鈍的眼外傷<眼の病気>の症状の現れ方

 症状は眼内の病変の程度によってさまざまですが、視力障害が主なものです。主な病変としては、前房(ぜんぼう)出血硝子体出血、隅角後退(ぐうかくこうたい)、水晶体脱臼(だっきゅう)、種々の網膜病変(網膜振盪症(もうまくしんとうしょう)、網膜裂孔(もうまくれっこう)、脈絡膜破裂(みゃくらくまくはれつ)、外傷性黄斑円孔(がいしょうせいおうはんえんこう)など)、眼窩底骨折(眼窩吹き抜け骨折)などです。眼内に出血すると、その程度に応じた視力の低下を来します。
 出血は軽い場合には1週間程度で回復しますが、著しい場合には手術を行うこともあります。網膜裂孔や網膜剥離(はくり)は、早急に治療が必要になります。また出血のために眼底がよく見えない状態では、網膜病変の有無を知るためにERG(網膜電図)や超音波検査などを行います。
 網膜後極部に出血や脈絡膜破裂を来した場合には、中心部が暗く見え、網膜剥離を起こすと視野欠損を生じます。
 網膜振盪症はとくに治療しなくても自然によくなります。

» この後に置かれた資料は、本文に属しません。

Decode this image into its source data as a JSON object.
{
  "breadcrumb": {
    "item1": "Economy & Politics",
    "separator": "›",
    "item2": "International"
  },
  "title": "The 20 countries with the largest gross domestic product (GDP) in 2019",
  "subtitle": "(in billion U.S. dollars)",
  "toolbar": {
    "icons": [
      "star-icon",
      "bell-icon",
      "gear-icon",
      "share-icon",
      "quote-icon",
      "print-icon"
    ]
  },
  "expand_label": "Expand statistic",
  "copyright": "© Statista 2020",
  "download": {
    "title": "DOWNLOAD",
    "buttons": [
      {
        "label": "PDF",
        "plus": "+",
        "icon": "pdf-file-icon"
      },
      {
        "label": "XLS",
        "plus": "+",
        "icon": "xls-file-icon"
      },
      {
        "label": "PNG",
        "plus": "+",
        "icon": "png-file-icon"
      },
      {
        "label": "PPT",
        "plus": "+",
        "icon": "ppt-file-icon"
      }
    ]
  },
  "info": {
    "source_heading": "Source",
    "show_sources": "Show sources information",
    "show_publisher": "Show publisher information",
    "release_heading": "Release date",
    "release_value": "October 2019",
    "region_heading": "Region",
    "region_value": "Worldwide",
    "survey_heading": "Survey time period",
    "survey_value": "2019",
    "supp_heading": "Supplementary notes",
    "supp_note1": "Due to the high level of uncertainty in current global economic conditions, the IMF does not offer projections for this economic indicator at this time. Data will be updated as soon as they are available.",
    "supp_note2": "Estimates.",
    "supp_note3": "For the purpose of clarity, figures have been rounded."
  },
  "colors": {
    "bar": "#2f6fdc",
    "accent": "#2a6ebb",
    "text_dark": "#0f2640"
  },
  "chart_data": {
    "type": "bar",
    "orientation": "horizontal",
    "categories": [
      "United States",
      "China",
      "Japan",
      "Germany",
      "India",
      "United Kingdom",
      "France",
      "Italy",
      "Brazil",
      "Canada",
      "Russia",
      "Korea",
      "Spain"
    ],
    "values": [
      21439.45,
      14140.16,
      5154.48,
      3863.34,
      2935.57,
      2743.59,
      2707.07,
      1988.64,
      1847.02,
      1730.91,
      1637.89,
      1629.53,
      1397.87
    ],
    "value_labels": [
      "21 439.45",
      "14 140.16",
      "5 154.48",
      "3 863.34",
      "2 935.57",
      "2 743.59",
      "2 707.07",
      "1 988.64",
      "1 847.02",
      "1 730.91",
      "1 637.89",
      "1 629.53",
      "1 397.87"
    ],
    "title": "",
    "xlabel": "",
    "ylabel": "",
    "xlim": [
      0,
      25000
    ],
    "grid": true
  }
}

脈絡膜破裂は後極部に起こりやすいものですが、中心窩(か)に発症すると視力低下を来します。水晶体の脱臼は眼圧の上昇を起こしやすいため、長期の経過観察が必要になります。
 隅角後退では外傷性の低眼圧を来し、時に手術を必要とすることがあります。眼窩底骨折では眼球運動障害を生じ、複視、眼球運動痛、吐き気・嘔吐、鼻出血などを来します。

鈍的眼外傷<眼の病気>の診断と治療の方法

 眼内の損傷に対してはまず止血薬、消炎薬、鎮痛薬などの薬物療法を開始します。眼内の出血が強い場合には手術を行うこともあります。眼窩底骨折で複視がはっきりしている場合には、早期に手術を行います。